Is this issue still relevant? If so, what is blocking it? Is there anything you can do to help move it forward?
This issue has been automatically marked as stale because it has not had recent activity.
It will be closed if no further activity occurs. Thank you for your contributions 🙇
Is there any progress on this? I am facing the same issue and not being able to use custom filters is a pretty big deal for our project. My BatchRequest is returning the right assets, filtered by custom_filter_function, but checkpoint.run() seems to want to serialize the function for some reason.
Hello, @akerone and @pfuerste -- thank you for reporting this issue and for your interest in seeing its resolution.
The situation is actually well-known. In summary, dynamic/ephemeral entities, such as DataFrame
and function, cannot be serialized. However, GX documentation states that Checkpoint
can be created and its configuration saved (in the checkpoint_store
). However, this only works when the Checkpoint
(whose configuration is being serialized in order to be stored) does not contain these dynamic components (i.e., BatchRequest
points only to data on filesystem and custom function in Batch
querying is not used).
If you must have these non-serializable entities in your Checkpoint
, then I would like to suggest an alternative: instantiate the Checkpoint
class with all the fields that you need, but do not try to save this Checkpoint
-- just instantiate and call its run()
method.
In addition (and since you are already doing the work, it is worth your time, since it is important and can be very helpful), GX has undergone a lot of improvements:
- Please use the "Fluent Datasources" approach -- this is a new, more intuitive way, to connect to data.
- As you did before, please report your code with full error stack trace -- with as much detail as possible.

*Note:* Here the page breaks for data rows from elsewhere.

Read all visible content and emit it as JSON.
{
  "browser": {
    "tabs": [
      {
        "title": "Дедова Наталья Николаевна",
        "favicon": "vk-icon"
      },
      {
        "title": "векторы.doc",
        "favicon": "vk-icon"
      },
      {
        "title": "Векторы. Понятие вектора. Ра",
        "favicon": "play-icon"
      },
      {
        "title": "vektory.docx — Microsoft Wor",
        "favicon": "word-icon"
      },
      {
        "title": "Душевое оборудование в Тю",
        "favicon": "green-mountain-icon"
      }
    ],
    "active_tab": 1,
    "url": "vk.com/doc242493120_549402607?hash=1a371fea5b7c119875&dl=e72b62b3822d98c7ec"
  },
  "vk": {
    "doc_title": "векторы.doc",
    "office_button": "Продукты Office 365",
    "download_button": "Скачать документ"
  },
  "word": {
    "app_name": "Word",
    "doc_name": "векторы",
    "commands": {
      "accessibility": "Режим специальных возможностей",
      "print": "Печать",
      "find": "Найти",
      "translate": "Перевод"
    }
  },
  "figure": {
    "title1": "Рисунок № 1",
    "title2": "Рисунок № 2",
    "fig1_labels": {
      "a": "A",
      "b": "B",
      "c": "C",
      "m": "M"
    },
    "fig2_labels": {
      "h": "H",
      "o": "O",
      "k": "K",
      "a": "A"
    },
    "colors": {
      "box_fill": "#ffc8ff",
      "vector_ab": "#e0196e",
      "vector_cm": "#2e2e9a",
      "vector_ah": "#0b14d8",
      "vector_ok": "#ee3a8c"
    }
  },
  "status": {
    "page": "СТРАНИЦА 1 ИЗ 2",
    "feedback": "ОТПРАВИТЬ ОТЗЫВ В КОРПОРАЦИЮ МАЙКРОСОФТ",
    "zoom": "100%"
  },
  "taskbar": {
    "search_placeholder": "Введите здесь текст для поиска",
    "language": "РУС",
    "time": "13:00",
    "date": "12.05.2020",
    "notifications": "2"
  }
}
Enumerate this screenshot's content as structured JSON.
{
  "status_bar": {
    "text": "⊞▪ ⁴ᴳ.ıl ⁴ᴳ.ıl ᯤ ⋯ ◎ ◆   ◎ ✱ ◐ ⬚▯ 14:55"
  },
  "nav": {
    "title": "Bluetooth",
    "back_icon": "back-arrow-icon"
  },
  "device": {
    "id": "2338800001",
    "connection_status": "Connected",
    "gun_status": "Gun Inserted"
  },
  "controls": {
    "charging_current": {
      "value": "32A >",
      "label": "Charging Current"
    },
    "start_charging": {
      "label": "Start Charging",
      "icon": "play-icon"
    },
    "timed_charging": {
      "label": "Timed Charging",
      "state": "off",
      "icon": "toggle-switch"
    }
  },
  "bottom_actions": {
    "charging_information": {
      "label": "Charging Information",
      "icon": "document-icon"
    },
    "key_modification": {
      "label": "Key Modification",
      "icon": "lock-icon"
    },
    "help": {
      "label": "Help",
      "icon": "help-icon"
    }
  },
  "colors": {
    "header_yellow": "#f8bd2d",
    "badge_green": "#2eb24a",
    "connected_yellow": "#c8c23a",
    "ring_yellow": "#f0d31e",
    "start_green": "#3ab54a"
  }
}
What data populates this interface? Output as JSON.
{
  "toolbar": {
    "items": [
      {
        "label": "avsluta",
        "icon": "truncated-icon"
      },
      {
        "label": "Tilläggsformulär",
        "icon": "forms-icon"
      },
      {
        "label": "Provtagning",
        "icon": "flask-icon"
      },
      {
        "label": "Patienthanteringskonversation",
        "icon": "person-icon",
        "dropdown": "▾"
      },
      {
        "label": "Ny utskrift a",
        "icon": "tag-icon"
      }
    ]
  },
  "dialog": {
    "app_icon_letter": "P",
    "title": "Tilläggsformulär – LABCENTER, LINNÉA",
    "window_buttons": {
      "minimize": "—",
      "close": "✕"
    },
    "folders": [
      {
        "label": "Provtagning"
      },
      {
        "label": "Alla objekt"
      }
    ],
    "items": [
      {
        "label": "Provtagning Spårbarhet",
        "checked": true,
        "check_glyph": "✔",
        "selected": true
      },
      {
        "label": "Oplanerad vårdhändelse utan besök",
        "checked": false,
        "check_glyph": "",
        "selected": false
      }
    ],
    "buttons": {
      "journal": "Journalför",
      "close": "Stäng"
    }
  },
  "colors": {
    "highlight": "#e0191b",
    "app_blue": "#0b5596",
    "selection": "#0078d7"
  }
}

You can also reach me directly in our GX Slack Community, and we can schedule a Zoom troubleshooting session and then share the outcome with the Community so that everybody can benefit from our learnings.
Thank you very much.
@akerone and @pfuerste -- I am hoping that our suggestions helped. I am closing this issue for now. Please feel free to reopen and let us know at any time. Thank you very much for using GX!